On the ETC TI, we have a stack of cues where a group of conventional channels are cycling infinitely through a linear fade effect. Most of the show is fine, but when the rate changes between cues we occasionally get channels that pop on much too fast. The only thing changing is the rate. The entry and exit is immediate and fade by size.

Any ideas on how to get them to stop doing that?


----------



## RonHebbard (Dec 6, 2017)

e.clarkson said:


> We have a stack of cues where a group of conventional channels are cycling infinitely through a linear fade effect. Most of the show is fine, but when the rate changes between cues we occasionally get channels that pop on much too fast. The only thing changing is the rate. The entry and exit is immediate and fade by size.
> 
> Any ideas on how to get them to stop doing that?

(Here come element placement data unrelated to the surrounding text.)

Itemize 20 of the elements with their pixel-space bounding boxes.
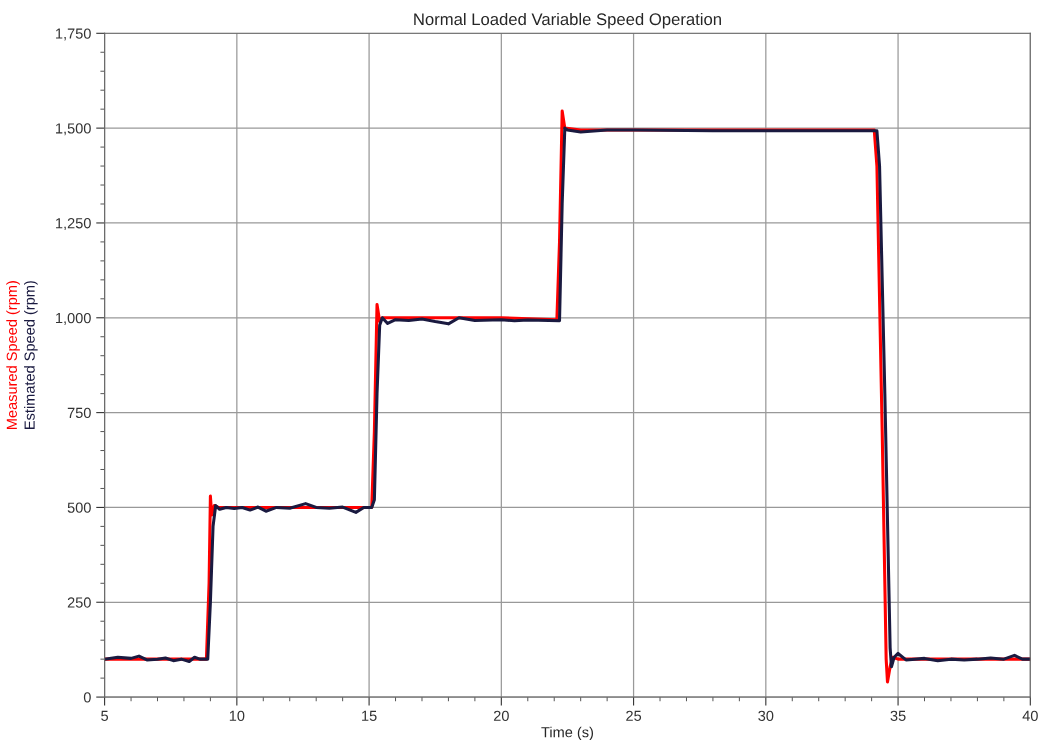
y-tick-label: 1,500 bbox=[56, 123, 91, 136]
y-tick-label: 0 bbox=[83, 692, 91, 703]
y-tick-label: 1,250 bbox=[56, 218, 91, 231]
x-tick-label: 20 bbox=[493, 710, 509, 721]
x-tick-label: 15 bbox=[362, 710, 377, 721]
y-tick-label: 1,750 bbox=[56, 28, 91, 41]
y-tick-label: 1,000 bbox=[56, 312, 91, 325]
x-tick-label: 30 bbox=[758, 710, 774, 721]
y-tick-label: 250 bbox=[67, 597, 91, 608]
text: Estimated Speed (rpm) bbox=[24, 281, 38, 429]
x-tick-label: 10 bbox=[229, 710, 245, 721]
x-tick-label: 5 bbox=[101, 710, 109, 721]
x-tick-label: 25 bbox=[626, 710, 642, 721]
x-axis-title: Time (s) bbox=[541, 726, 594, 740]
y-tick-label: 750 bbox=[67, 407, 91, 419]
x-tick-label: 40 bbox=[1022, 710, 1038, 721]
y-tick-label: 500 bbox=[67, 502, 91, 513]
chart-title: Normal Loaded Variable Speed Operation bbox=[414, 12, 721, 29]
text: Measured Speed (rpm) bbox=[6, 281, 20, 429]
x-tick-label: 35 bbox=[890, 710, 906, 721]
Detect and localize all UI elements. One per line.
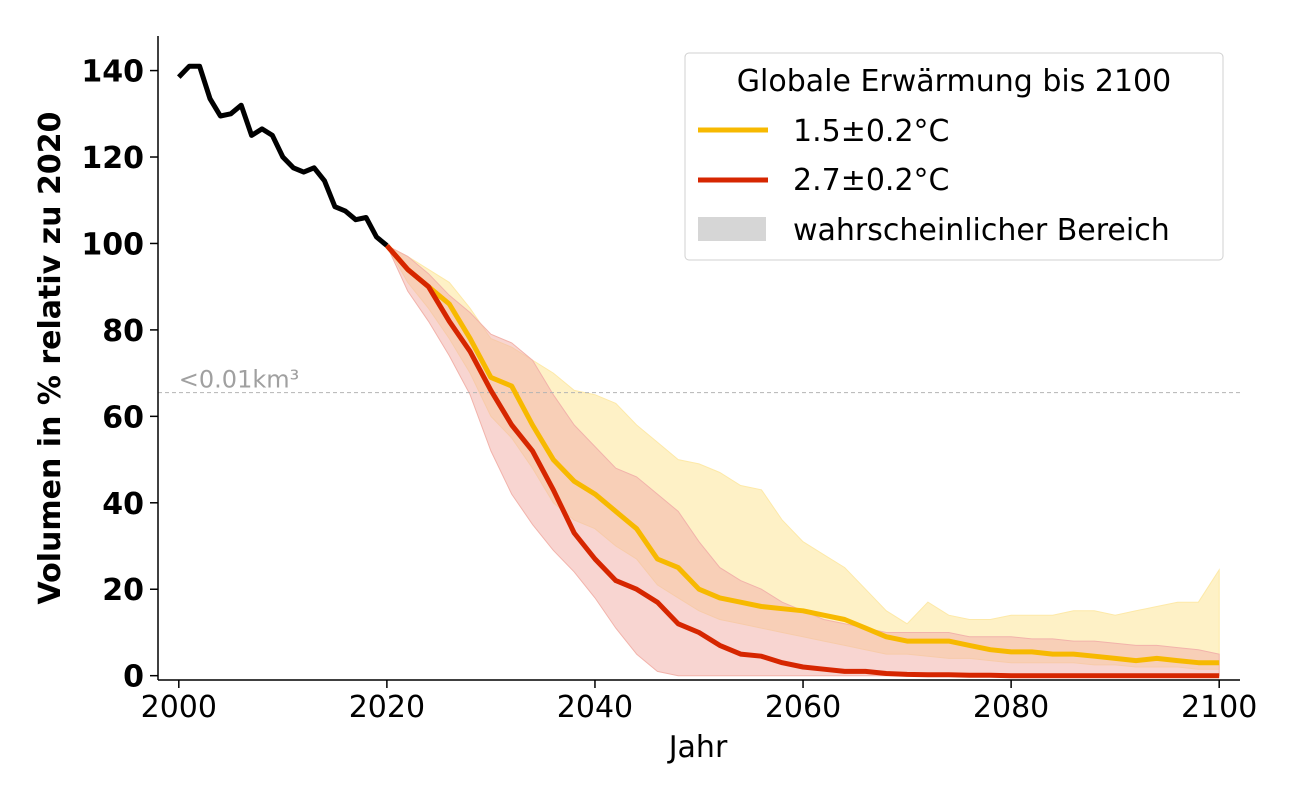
legend-swatch-range — [698, 217, 766, 241]
y-tick-label: 60 — [102, 400, 144, 435]
x-tick-label: 2100 — [1181, 690, 1257, 725]
threshold-group: <0.01km³ — [158, 366, 1240, 394]
legend: Globale Erwärmung bis 2100 1.5±0.2°C 2.7… — [684, 52, 1224, 261]
y-tick-label: 0 — [123, 660, 144, 695]
y-tick-label: 140 — [81, 55, 144, 90]
x-tick-label: 2040 — [557, 690, 633, 725]
y-tick-label: 40 — [102, 487, 144, 522]
line-2-7c — [385, 243, 1220, 679]
series-lines — [176, 63, 1220, 679]
legend-title: Globale Erwärmung bis 2100 — [737, 64, 1171, 99]
legend-label-1-5c: 1.5±0.2°C — [793, 114, 950, 149]
x-tick-label: 2060 — [765, 690, 841, 725]
y-tick-label: 100 — [81, 227, 144, 262]
legend-label-range: wahrscheinlicher Bereich — [793, 213, 1170, 248]
legend-box — [684, 52, 1224, 261]
y-tick-label: 80 — [102, 314, 144, 349]
y-ticks: 0 20 40 60 80 100 120 140 — [81, 55, 158, 695]
x-tick-label: 2080 — [973, 690, 1049, 725]
line-1-5c — [385, 243, 1220, 666]
y-tick-label: 120 — [81, 141, 144, 176]
y-axis-title: Volumen in % relativ zu 2020 — [33, 112, 68, 605]
x-tick-label: 2000 — [141, 690, 217, 725]
line-historical — [176, 63, 389, 248]
legend-label-2-7c: 2.7±0.2°C — [793, 163, 950, 198]
x-ticks: 2000 2020 2040 2060 2080 2100 — [141, 680, 1257, 725]
x-axis-title: Jahr — [667, 730, 728, 765]
y-tick-label: 20 — [102, 573, 144, 608]
x-tick-label: 2020 — [349, 690, 425, 725]
threshold-label: <0.01km³ — [179, 366, 299, 394]
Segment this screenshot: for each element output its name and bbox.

 @e.clarkson Which console? Make, model, generation of software? 
Toodleoo!
Ron Hebbard.


----------



## e.clarkson (Dec 6, 2017)

RonHebbard said:


> @e.clarkson Which console? Make, model, generation of software?
> Toodleoo!
> Ron Hebbard.


I was JUST updating the post to read that information. ETC Eos Ti. Software version 2.6.2


----------



## sk8rsdad (Dec 6, 2017)

Try changing_ fade by size _to _fade by rate and size._ It may allow the rate to ramp with the cue time.


----------



## e.clarkson (Dec 6, 2017)

sk8rsdad said:


> Try changing_ fade by size _to _fade by rate and size._ It may allow the rate to ramp with the cue time.


We did this and it changed how many lights were coming up in the effect for some reason? There should be three at a time, and for some reason it kicked one of them out of the fade.


----------



## sk8rsdad (Dec 6, 2017)

Is losing the channel permanent or temporary while the fade runs? It may have something to do with the Entry or Exit settings (immediate vs cascade) or the nature of the linear effect. You may want to ask this question on ETC's forums or call ETC support. They will know the right questions to ask to get to the root of issue. I'm just guessing.


----------